Herein we explore the vast coordination and crystal chemistry of the actinides by probing various ligand systems in acidic media. Unique solvothermal synthetic techniques were developed and implemented in order to synthesize new crystals yielding a variety of new structures containing the acidic solvent of choice. The main reaction medium used was oleum, or fuming sulfuric acid, which presented an uncommon avenue of study in the solid-state, given the lack of literature using these methods with actinide-bearing compounds. Additional research was done on the hydronium cation, a common cation in acidic aqueous systems, and the radiation stability of hydronium in uranium-bearing compounds. The first area of research explored the development of methods required to synthesize new compounds in oleum, SO3 enriched sulfuric acid.

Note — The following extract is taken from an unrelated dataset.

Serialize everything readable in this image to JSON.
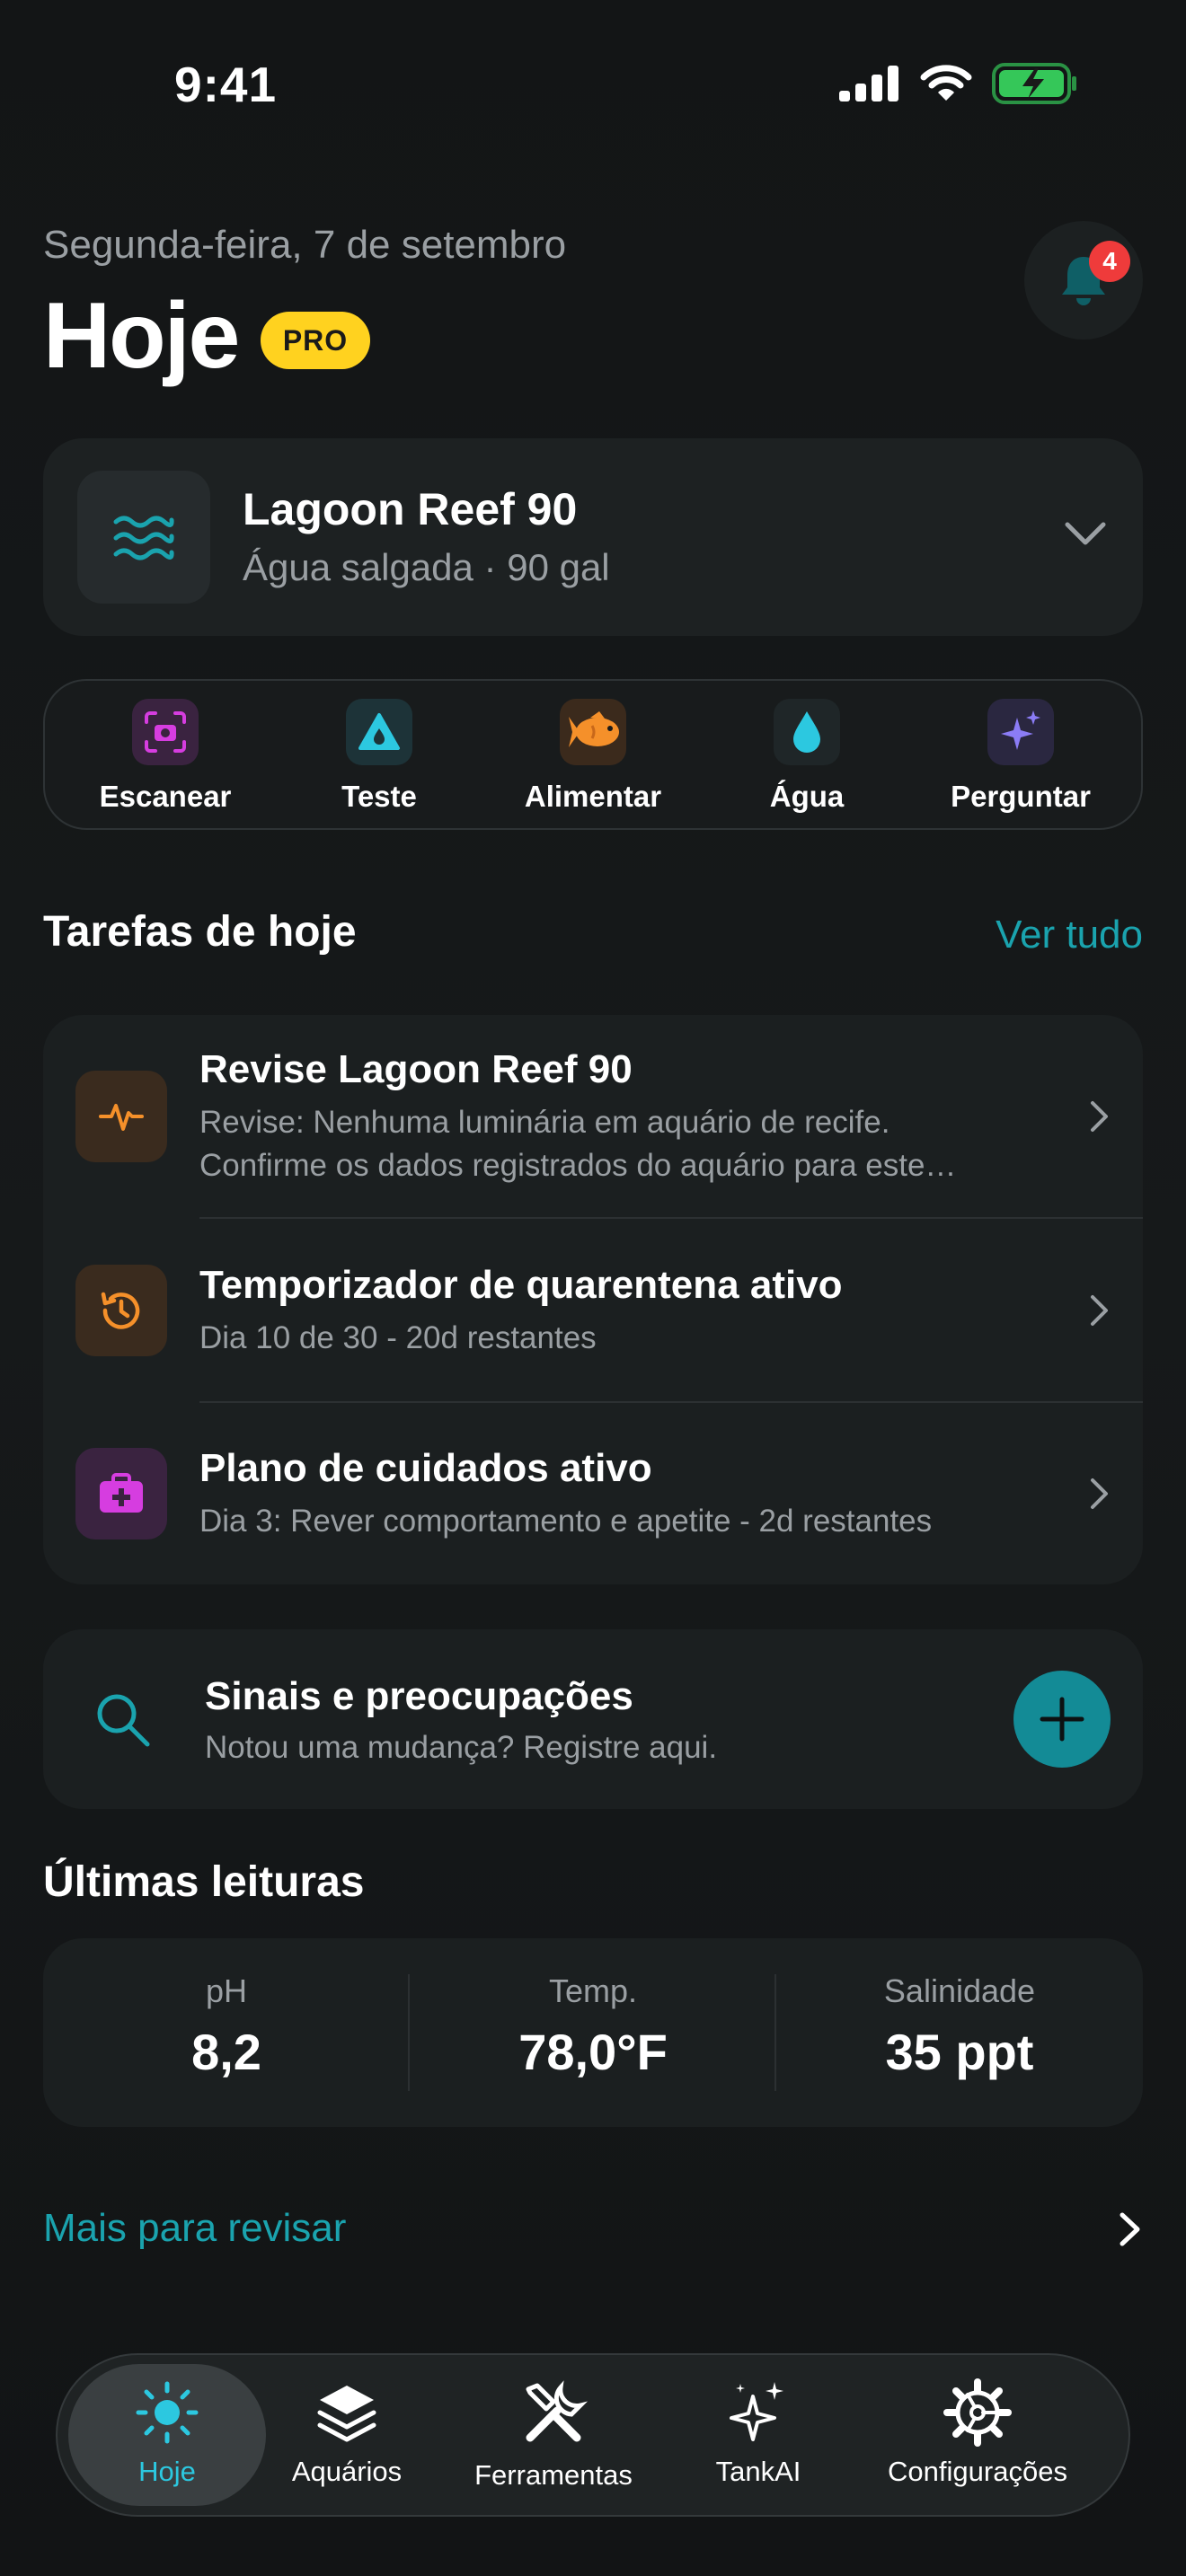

The use of 20% free SO3 H2SO4 presented various unique challenges when combining with the safety necessary in handling the actinides. Once established, these methods were executed in order to synthesize the first actinide borosulfate compounds. The first two actinide borosulfate compounds were both synthesized using solvothermal techniques with oleum and are both uranium-bearing compounds. Two out of the three unique bridging modes within borosulfate chemistry were targeted in these structures, the conventional borate-to-sulfate (B-O-S) and the unconventional borate-to-borate (B-O-B) bridging modes. The second area of research further expanded the synthetic methods of acidic media and the actinides by exploring with transuranic elements, neptunium and plutonium. These two elements have an extensive redox landscape and introduced more precautionary measures given the higher activity of the isotopes. Exploring neptunium and plutonium sulfate syntheses with oleum, concentration sulfuric acid, and H5[B(SO4)4] yielded some of the first anhydrous transuranic sulfates, as well as targeted an uncommon oxidation state sulfate, plutonium(III) sulfate. The third area of study investigated the environmentally relevant minerals, hydronium uranyl phosphate (HUP) and hydronium uranyl arsenate (HUAs). Hydronium, H3O+, is extremely prevalent in acidic aqueous solutions, but is far less common in solid-state compounds. The presence and placement of hydronium in HUP was analyzed with neutron powder diffraction and was compared to density functional perturbation theory calculations. Radiation stability of these low solubility compounds was also explored.